User Roles within the Enclave#
Users of the SDE are assigned one of two roles that determine what access, permissions, and responsibilities they have in their SDE environment.
Data Engineer: Effectively full access to all resources in the SDE Google Cloud environment. At least one user must have the Data Engineer role in each SDE environment, but it should be granted to a limited set of users. Data Engineers manage data ingress and data egress, manage permissions for other SDE environment users, move data between projects, and perform data cleaning and curation tasks.
Researcher/Data Analyst: This is the default role for most SDE users. Users with the Researcher/Data Analyst role can work with data that has already been added to the SDE environment and access VMs in the Workspace Project to analyze data.
Permission Sets
Google Cloud “roles” refer to specific permission sets. The Data Engineer and Researcher/Data Analyst “roles” discussed here are really a collection of multiple Google Cloud “roles”.
Data Engineer#
Users with the Data Engineer role have access to all raw and processed data and are responsible for moving data in and out of the SDE using compliant procedures. At least one member of the research team needs to have this role, and this role should be assigned on a limited basis.
Responsibilities#
Data Engineers manage the technical backbone of the enclave research project. They are responsible for:
Data Ingress: Ingest datasets from approved sources into the SDE environment raw data storage.
Data Access: Grant and manage data access for other SDE environment users, and promptly revoke access when no longer needed.
Data Egress: Coordinate with SDE administrators to obtain approval for any data export requests.
Research Team Support: Supporting other members of their research team with using the SDE environment.
Requesting Support: Communicate with Northwestern IT to request additional resources or technical support.
Project Access#
Data Ingress: This project is for importing data into the SDE environment. Data engineers are responsible for managing and executing data ingress workflows, ensuring only approved data enters the environment, and moving data to the data ops project for review, cleaning, and processing.
Data Ops: This project is for cleaning and curating data for use by other users. It can also be used by Data Engineer users for research and analysis work (Researcher/Data Analyst users use the workspace project for this type of work).
Data Lake: The data lake project is the primary data storage location for the SDE environment. Data Engineers add data to this project after it is cleaned and curated and manage permissions for Researcher/Data Analyst users to access data in the project.

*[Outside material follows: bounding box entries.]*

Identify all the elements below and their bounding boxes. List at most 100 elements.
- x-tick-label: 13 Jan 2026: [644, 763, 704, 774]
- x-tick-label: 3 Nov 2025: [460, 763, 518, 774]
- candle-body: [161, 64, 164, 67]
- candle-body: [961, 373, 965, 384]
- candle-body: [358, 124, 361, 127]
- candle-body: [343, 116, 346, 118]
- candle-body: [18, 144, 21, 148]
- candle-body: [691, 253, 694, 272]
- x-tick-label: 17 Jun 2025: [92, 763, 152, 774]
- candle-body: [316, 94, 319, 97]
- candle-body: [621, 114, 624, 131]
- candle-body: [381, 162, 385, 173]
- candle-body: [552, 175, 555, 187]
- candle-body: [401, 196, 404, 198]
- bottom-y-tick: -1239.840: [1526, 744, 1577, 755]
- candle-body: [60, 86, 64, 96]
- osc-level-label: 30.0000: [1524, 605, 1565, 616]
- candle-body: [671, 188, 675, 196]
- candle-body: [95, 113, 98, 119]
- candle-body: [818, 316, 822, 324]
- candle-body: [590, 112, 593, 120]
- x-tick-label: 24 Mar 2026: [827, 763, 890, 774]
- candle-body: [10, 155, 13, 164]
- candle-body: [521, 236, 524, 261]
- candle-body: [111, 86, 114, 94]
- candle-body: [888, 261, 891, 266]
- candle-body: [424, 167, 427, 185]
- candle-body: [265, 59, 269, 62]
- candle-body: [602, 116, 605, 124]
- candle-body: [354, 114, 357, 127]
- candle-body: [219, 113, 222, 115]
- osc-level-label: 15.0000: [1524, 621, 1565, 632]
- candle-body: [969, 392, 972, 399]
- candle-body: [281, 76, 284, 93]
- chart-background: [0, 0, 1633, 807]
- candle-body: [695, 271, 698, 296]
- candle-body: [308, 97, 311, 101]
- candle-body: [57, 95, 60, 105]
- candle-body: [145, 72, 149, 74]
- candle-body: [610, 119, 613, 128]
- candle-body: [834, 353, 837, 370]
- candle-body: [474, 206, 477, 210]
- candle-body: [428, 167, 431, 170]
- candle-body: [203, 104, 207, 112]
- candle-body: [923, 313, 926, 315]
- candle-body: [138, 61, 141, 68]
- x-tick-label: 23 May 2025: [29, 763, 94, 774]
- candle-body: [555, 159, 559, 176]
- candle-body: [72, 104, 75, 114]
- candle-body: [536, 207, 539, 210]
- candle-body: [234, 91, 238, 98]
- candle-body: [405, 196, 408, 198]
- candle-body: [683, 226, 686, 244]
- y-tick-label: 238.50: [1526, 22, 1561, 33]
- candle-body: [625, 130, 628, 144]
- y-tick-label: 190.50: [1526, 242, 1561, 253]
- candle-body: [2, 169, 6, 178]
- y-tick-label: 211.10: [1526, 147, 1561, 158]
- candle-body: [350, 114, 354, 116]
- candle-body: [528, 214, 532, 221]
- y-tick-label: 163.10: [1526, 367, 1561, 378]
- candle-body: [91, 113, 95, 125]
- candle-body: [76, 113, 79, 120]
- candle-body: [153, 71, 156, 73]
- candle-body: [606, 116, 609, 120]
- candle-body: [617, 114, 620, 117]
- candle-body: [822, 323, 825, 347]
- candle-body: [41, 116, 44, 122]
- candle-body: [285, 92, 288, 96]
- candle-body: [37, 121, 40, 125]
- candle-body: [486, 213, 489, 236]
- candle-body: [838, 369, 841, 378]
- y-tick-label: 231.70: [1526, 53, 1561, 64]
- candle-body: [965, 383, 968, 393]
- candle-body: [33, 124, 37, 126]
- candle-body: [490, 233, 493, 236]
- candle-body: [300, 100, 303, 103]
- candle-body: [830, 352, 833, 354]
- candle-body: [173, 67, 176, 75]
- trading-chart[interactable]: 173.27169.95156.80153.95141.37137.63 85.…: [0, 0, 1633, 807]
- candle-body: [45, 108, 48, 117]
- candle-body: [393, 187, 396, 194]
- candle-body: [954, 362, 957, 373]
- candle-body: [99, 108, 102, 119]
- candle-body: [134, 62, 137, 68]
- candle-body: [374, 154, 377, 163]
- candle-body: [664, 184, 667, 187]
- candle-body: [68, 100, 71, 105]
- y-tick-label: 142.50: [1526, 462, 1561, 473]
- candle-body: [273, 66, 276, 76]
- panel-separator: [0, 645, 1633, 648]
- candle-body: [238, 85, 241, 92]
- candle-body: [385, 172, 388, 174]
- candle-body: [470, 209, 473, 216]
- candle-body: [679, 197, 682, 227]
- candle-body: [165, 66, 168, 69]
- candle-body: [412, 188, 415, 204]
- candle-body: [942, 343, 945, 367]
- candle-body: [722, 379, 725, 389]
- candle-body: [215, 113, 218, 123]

Data Egress: This project is for exporting data from the SDE environment. Data Engineers are responsible for reviewing data egress requests from other users, getting required data egress approvals, moving data into the project, and removing data after it has been downloaded by other users.
Researcher/Data Analyst#
Users with this role are able to access and work with analysis-ready data sets that have been made available in the Data Lake Project by a Data Engineer. Most members of the research team have this role. Researcher/Data Analysts can be split into groups that have different data access permissions, if needed.
SDE environments can be configured to group users into different Researcher/Data Analyst groups if different users need different permissions to files and computational resources. Discuss resource needs with Northwestern IT.
Responsibilities#
Researcher/Data Analysts are responsible for performing scientific, statistical, or exploratory analyses within the secure enclave using curated data and working within compliance boundaries. Researcher/Data Analysts need to coordinate data ingress, data egress, and other tasks with a project Data Engineer.
Key responsibilities include:
Accessing curated datasets provided by Data Engineers.
Developing analysis code (e.g., Python, R, SQL) in the secure enclave workspace project.
Documenting results and methods to support transparency and reproducibility.
Submit data egress requests to a project Data Engineer when data needs to leave the enclave.
Coordinate with a project Data Engineer for any new data needs or data access permissions.
Security considerations:
Only use approved datasets from the Data Lake Project.
Never attempt to upload, download, or sync files outside enclave boundaries.
All activities are logged for compliance and auditing.
Results must be reviewed and approved before export.
Project Access#
Workspace: The workspace project includes VMs with research software for working with data. Researcher/Data Analyst users primarily work with resources in this project.
Data Lake: The data lake project is the primary data storage location for the SDE environment. Researcher/Data Analysts can access data they are approved for from storage buckets and BigQuery tables in the Data Lake Project.
Data Egress: Researcher/Data Analysts can download data from the Data Egress Project once files are reviewed, logged, and approved by a Data Engineer. See Data Egress in the SDE User Guide for more details.